Alors que Dakar vient d’accueillir, du 7 au 9 juillet 2026, plus de 2 500 acteurs venus d’une trentaine de pays à l’occasion du deuxième forum africain de l’économie sociale et solidaire (FORA’ESS 2026), le Sénégal doit désormais répondre à une question plus fondamentale que l’organisation réussie d’un forum : voulons-nous faire de l’économie sociale et solidaire un moteur de transformation nationale ou un secteur administratif de plus ?

La question peut paraître institutionnelle. Elle est en réalité profondément politique. à l’heure où notre pays s’engage dans la mise en œuvre de l’agenda national de transformation Sénégal 2050, il devient indispensable de clarifier la place que l’économie sociale et solidaire est appelée à occuper dans cette trajectoire historique. S’agit-il d’un véritable levier de transformation systémique ou d’une politique publique supplémentaire appelée à évoluer dans les limites de son propre périmètre administratif ? Le Sénégal a fait le choix d’ériger l’économie sociale et solidaire en département ministériel autonome. Cette décision présente l’avantage de la visibilité politique et traduit une volonté de reconnaissance de la contribution des coopératives, mutuelles, associations, groupements communautaires et entreprises sociales au développement national

Mais cette option comporte également un risque majeur : celui d’enfermer l’économie sociale et solidaire dans les frontières d’un ministère alors que sa principale force réside précisément dans sa capacité à dépasser les frontières sectorielles. car l’économie sociale et solidaire n’est ni un secteur économique parmi d’autres ni un simple compartiment de l’administration publique. Elle irrigue l’agriculture, la pêche, l’élevage, l’artisanat, la finance inclusive, l’habitat, les services, la culture, l’économie numérique et le développement territorial. elle concerne aussi bien les femmes transformatrices des zones rurales que les coopératives agricoles, les mutuelles de santé, les organisations de producteurs, les initiatives communautaires ou les nouvelles formes d’entrepreneuriat social.

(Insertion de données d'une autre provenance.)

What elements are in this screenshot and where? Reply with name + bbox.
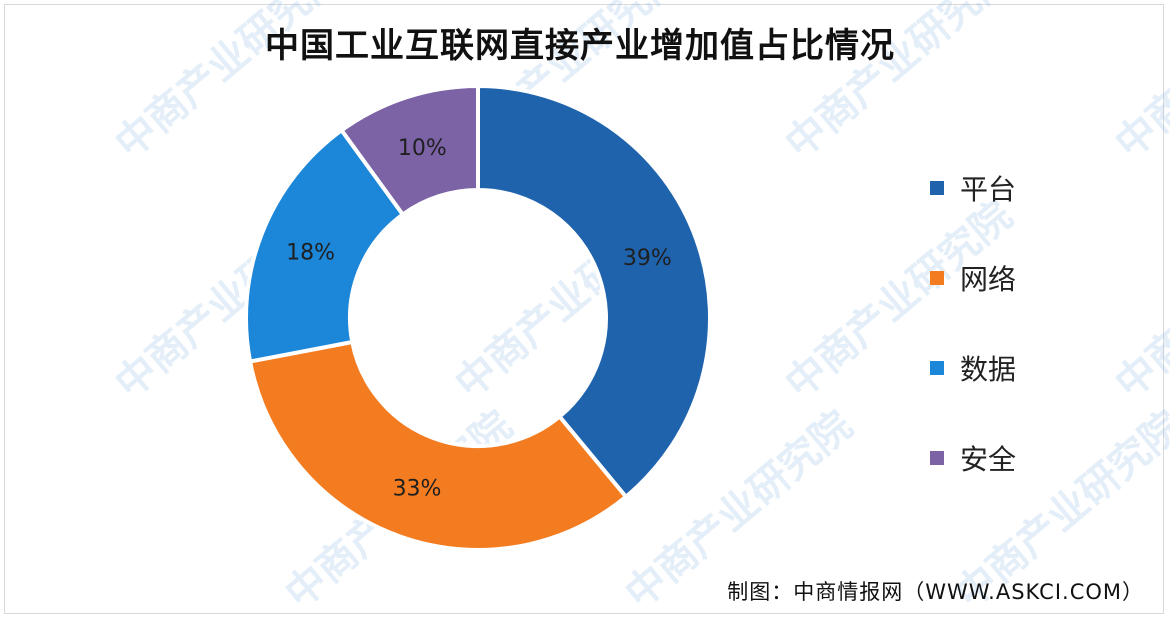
legend-swatch-data — [930, 361, 944, 375]
legend-swatch-platform — [930, 181, 944, 195]
legend-label-platform: 平台 — [960, 173, 1017, 206]
slice-label-platform: 39% — [623, 246, 672, 271]
legend-swatch-network — [930, 271, 944, 285]
legend-label-data: 数据 — [960, 353, 1017, 386]
legend-item-platform: 平台 — [930, 168, 1016, 208]
legend-swatch-security — [930, 451, 944, 465]
slice-network — [247, 339, 629, 552]
legend-item-security: 安全 — [930, 438, 1016, 478]
slice-data — [244, 127, 406, 364]
legend-item-data: 数据 — [930, 348, 1016, 388]
slice-security — [338, 83, 480, 218]
legend-item-network: 网络 — [930, 258, 1016, 298]
slice-label-network: 33% — [393, 476, 442, 501]
slice-platform — [476, 83, 712, 500]
legend-label-network: 网络 — [960, 263, 1017, 296]
slice-label-security: 10% — [398, 136, 447, 161]
chart-title: 中国工业互联网直接产业增加值占比情况 — [265, 26, 895, 66]
slice-label-data: 18% — [286, 241, 335, 266]
source-credit: 制图：中商情报网（WWW.ASKCI.COM） — [727, 580, 1144, 604]
legend-label-security: 安全 — [960, 443, 1017, 476]
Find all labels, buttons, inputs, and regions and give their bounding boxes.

Comment alors prétendre piloter une telle réalité depuis un silo institutionnel ? La rupture systémique portée par les nouvelles autorités du pays ne peut se limiter à des changements de discours ou à une succession de réformes administratives classiques. Une rupture véritable suppose également de repenser les architectures institutionnelles héritées d’une vision sectorielle de l’action publique

L’économie sociale et solidaire appelle précisément cette audace plutôt qu’un ministère sectoriel, le Sénégal gagnerait à inscrire l’ESS au cœur même du pilotage économique national, à travers la création d’une direction générale de l’économie sociale et solidaire au sein du ministère chargé de l’économie.

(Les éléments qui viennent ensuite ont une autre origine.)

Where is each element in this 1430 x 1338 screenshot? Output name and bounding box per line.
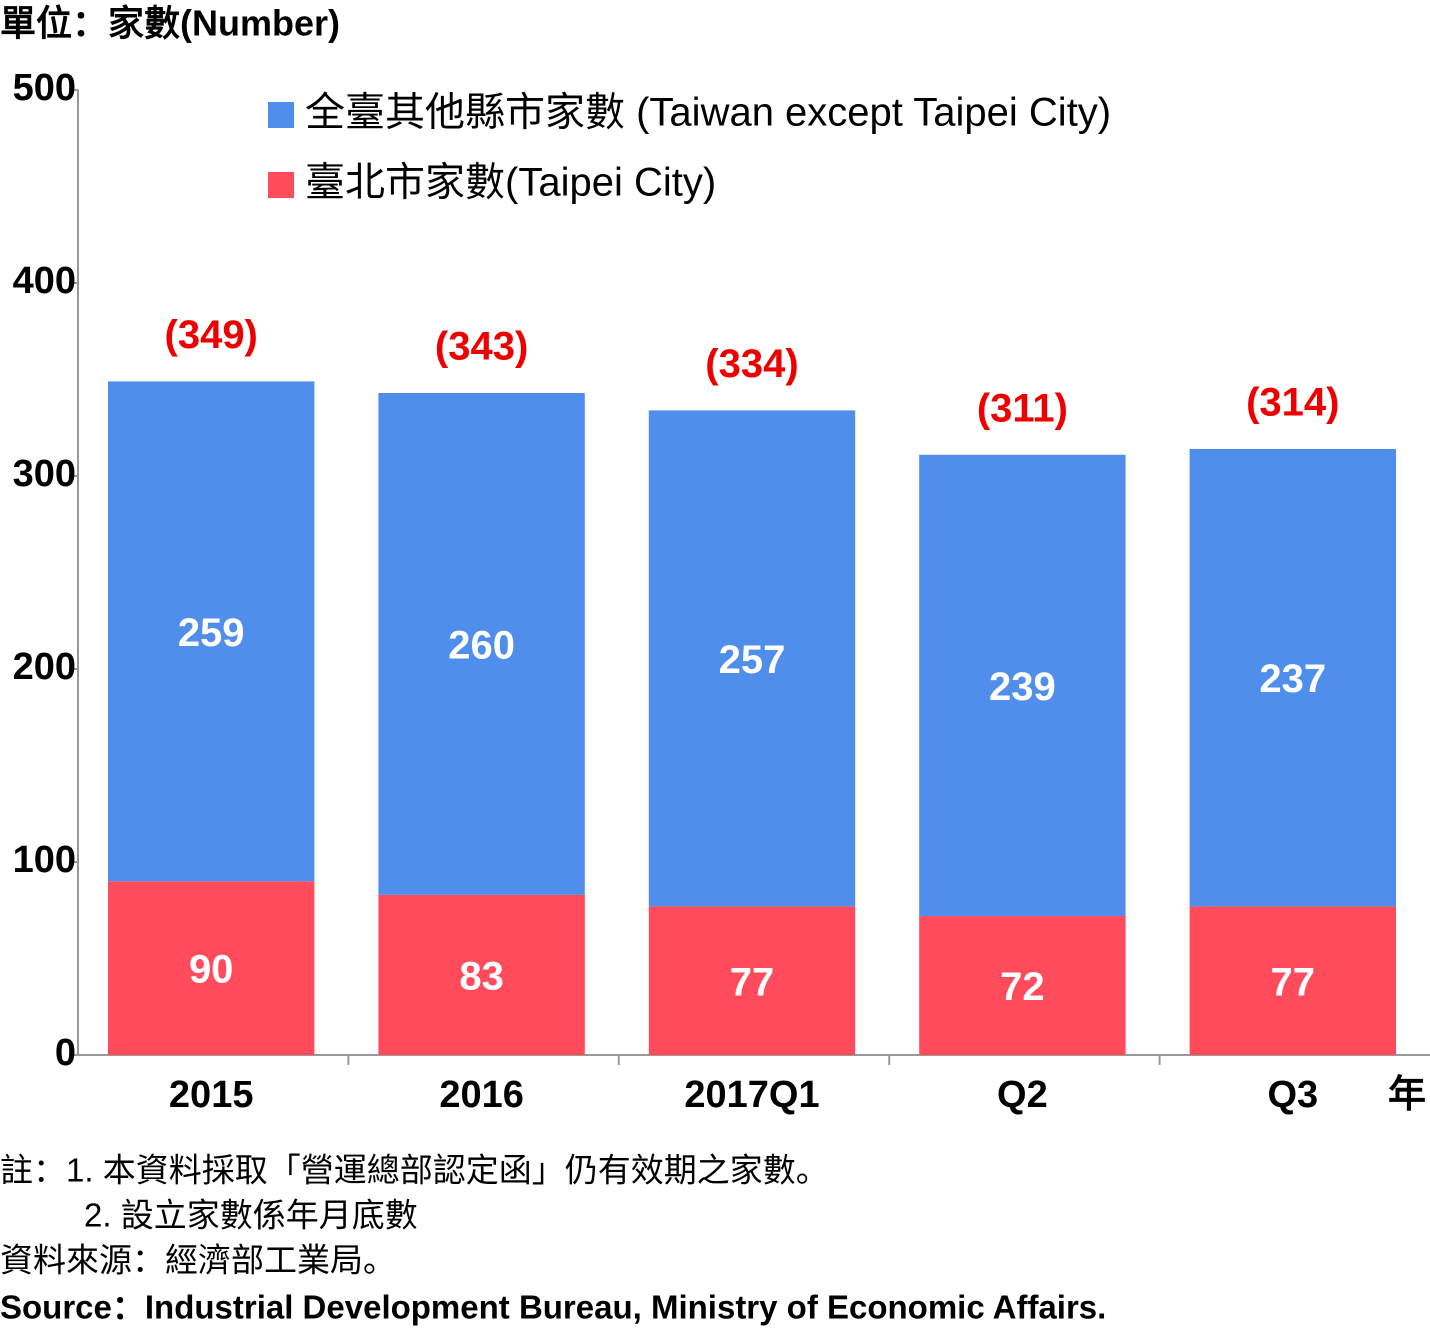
note: 2. 設立家數係年月底數 bbox=[84, 1197, 418, 1234]
bar-segment bbox=[108, 381, 315, 882]
x-tick-label: 2016 bbox=[439, 1074, 524, 1116]
data-label: 259 bbox=[178, 611, 245, 655]
data-label: 90 bbox=[189, 948, 234, 992]
data-label: 77 bbox=[730, 960, 775, 1004]
x-tick-label: 2017Q1 bbox=[684, 1074, 819, 1116]
data-label: 72 bbox=[1000, 965, 1045, 1009]
data-label: 257 bbox=[719, 638, 786, 682]
data-label: 239 bbox=[989, 665, 1056, 709]
bar-segment bbox=[648, 906, 856, 1055]
unit-label: 單位：家數(Number) bbox=[0, 3, 340, 44]
x-tick-label: Q3 bbox=[1267, 1074, 1318, 1116]
data-label: 83 bbox=[459, 954, 504, 998]
y-tick-label: 300 bbox=[13, 453, 76, 495]
bar-segment bbox=[919, 916, 1126, 1055]
note: Source：Industrial Development Bureau, Mi… bbox=[0, 1289, 1106, 1326]
legend-swatch bbox=[268, 102, 294, 128]
y-tick-label: 100 bbox=[13, 839, 76, 881]
total-label: (314) bbox=[1246, 381, 1339, 425]
y-tick-label: 400 bbox=[13, 260, 76, 302]
y-tick-label: 0 bbox=[55, 1032, 76, 1074]
bar-segment bbox=[1189, 448, 1396, 907]
total-label: (311) bbox=[977, 386, 1068, 430]
y-tick-label: 200 bbox=[13, 646, 76, 688]
data-label: 237 bbox=[1259, 657, 1326, 701]
note: 資料來源：經濟部工業局。 bbox=[0, 1242, 396, 1279]
bar-segment bbox=[108, 881, 315, 1055]
note: 註：1. 本資料採取「營運總部認定函」仍有效期之家數。 bbox=[0, 1152, 829, 1189]
bar-segment bbox=[648, 410, 856, 907]
data-label: 77 bbox=[1271, 960, 1316, 1004]
bar-segment bbox=[378, 393, 585, 895]
total-label: (334) bbox=[705, 342, 798, 386]
legend-label: 臺北市家數(Taipei City) bbox=[305, 161, 716, 205]
x-tick-label: Q2 bbox=[997, 1074, 1048, 1116]
legend-label: 全臺其他縣市家數 (Taiwan except Taipei City) bbox=[305, 91, 1111, 135]
bar-segment bbox=[1189, 906, 1396, 1055]
data-label: 260 bbox=[448, 623, 515, 667]
total-label: (343) bbox=[435, 325, 528, 369]
bar-segment bbox=[378, 894, 585, 1055]
y-tick-label: 500 bbox=[13, 67, 76, 109]
x-axis-label: 年 bbox=[1388, 1074, 1426, 1116]
total-label: (349) bbox=[165, 313, 258, 357]
x-tick-label: 2015 bbox=[169, 1074, 254, 1116]
legend-swatch bbox=[268, 172, 294, 198]
bar-segment bbox=[919, 454, 1126, 917]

Certains y verront un déclassement institutionnel

Ce serait exactement l’inverse. il s’agirait enfin de reconnaître que l’économie sociale et solidaire n’est pas une politique sociale destinée à corriger les insuffisances du marché, mais une composante à part entière de la stratégie économique nationale.

Une telle configuration favoriserait son intégration dans les politiques industrielles, agricoles, territoriales, financières, commerciales et d’emploi, là où se jouent véritablement les transformations structurelles.

Le véritable danger pour l’économie sociale et solidaire n’est pas son manque de visibilité. c’est sa marginalisation par excès de spécialisation institutionnelle. Le Sénégal doit également éviter d’expérimentation de politiques publiques sans clarification préalable de son contenu, de ses finalités et de son périmètre d’intervention.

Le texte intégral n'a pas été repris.